Having played at the Monterey Pop Festival with Buffalo Springfield, and both Woodstock and Altamont with CSNY, Stills performed at all three of the iconic U.S. rock festivals of the 1960s.
In the wake of CSNY's success, all four members recorded solo albums. In 1970, Stills released his self-titled album, which also featured Eric Clapton, Jimi Hendrix, Cass Elliot, Booker T Jones and Ringo Starr (credited only as "Richie") as well as contributions from various members of the CSNY band. It provided Stills with the hit single "Love The One You're With."
Stills followed this with Stephen Stills 2, which featured "Change Partners." The next year, Stills teamed up with ex-Byrd Chris Hillman and several CSNY sidemen to form the band Manassas. With Manassas Stills recorded the self-titled double album. The album was a mixture of blues, folk and Latin music divided into different sections.
After a tour in France, he switched to Columbia Records, where he recorded two albums: Stills in 1975 and Illegal Stills.
In 1976, Stills attempted a reunion with Neil Young. At one point, Long May You Run was slated to be a CSNY record, but when Crosby and Nash left to fulfill recording and touring obligations, according to both David and Graham they deleted their vocals, and Stills and Young decided to go on as The Stills-Young Band. However, Young would leave midway through the resulting tour due to an apparent throat infection.

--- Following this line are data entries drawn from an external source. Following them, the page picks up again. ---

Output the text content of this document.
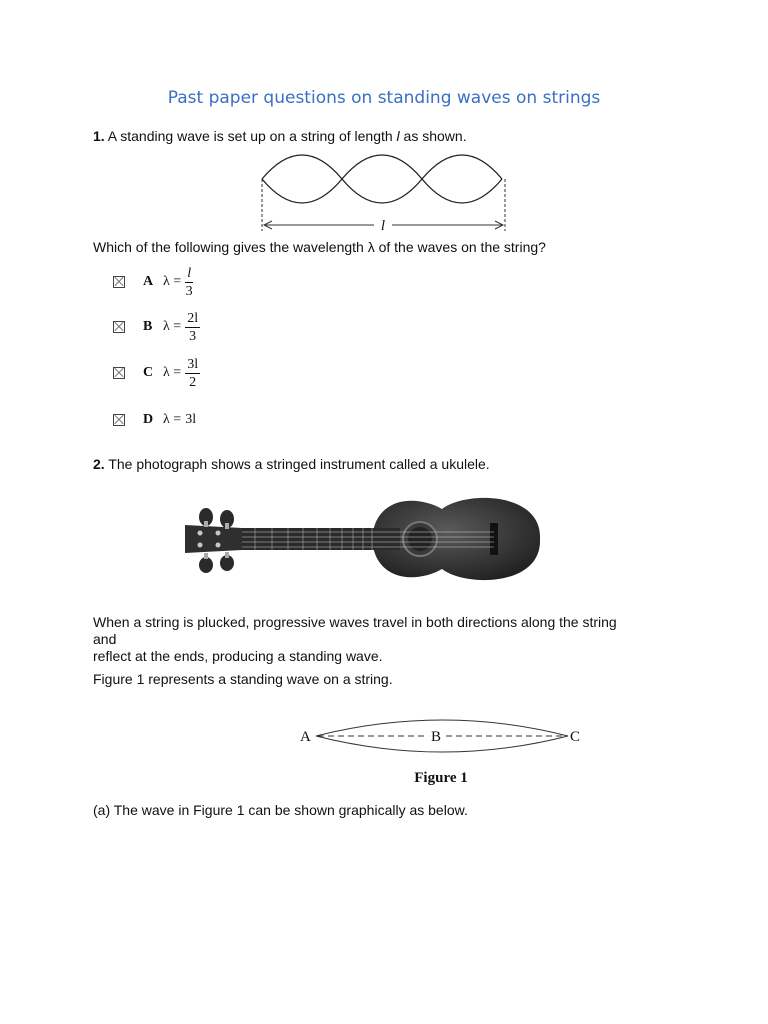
Past paper questions on standing waves on strings
1. A standing wave is set up on a string of length l as shown.
l
Which of the following gives the wavelength λ of the waves on the string?
A $\lambda = \frac{l}{3}$
B $\lambda = \frac{2l}{3}$
C $\lambda = \frac{3l}{2}$
D λ = 3l
2. The photograph shows a stringed instrument called a ukulele.
When a string is plucked, progressive waves travel in both directions along the string
and
reflect at the ends, producing a standing wave.
Figure 1 represents a standing wave on a string.
A	B	C
Figure 1
(a) The wave in Figure 1 can be shown graphically as below.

Stills reunited with Crosby and Nash shortly afterwards, thanks to the efforts of Nash's future wife Susan, who got Nash to forgive Stills for wiping the Crosby and Nash vocals from Long May You Run. This led to the semi-permanent CSN reunion of 1977, which has persisted even though all three have released solo records since then.
Although Crosby, Stills, Nash, and Young had difficulties with their differing individual goals, egos, and musical styles, in the early 1983 Daylight Again DVD from the 1982 CSN tour, Stills introduced the song, "Wasted on the Way", commenting that there were "three buddies who didn't know how to talk to one another for years"... finally 'making friends' getting rich, and it being good."
In 1997, Stills became the first person to be inducted into the Rock and Roll Hall of Fame twice in the same night for his work with CSN and the Buffalo Springfield. Fender guitars crafted a custom guitar and presented it to Stills to commemorate the occasion, this Fender Telecaster style guitar bears an inscription on the neck plate.
In 2005, Stills release Man Alive!, his first solo offering in 14 years. Throughout 2006 and 2007, Stills toured regularly as a solo artist with "The Quartet", which consisted of drummer Joe Vitale, Mike Finnegan or Todd Caldwell on keyboards, and Kevin McCormick or Kenny Pasarelli on bass. Stills toured Europe as a solo artist for the first time during October 2008.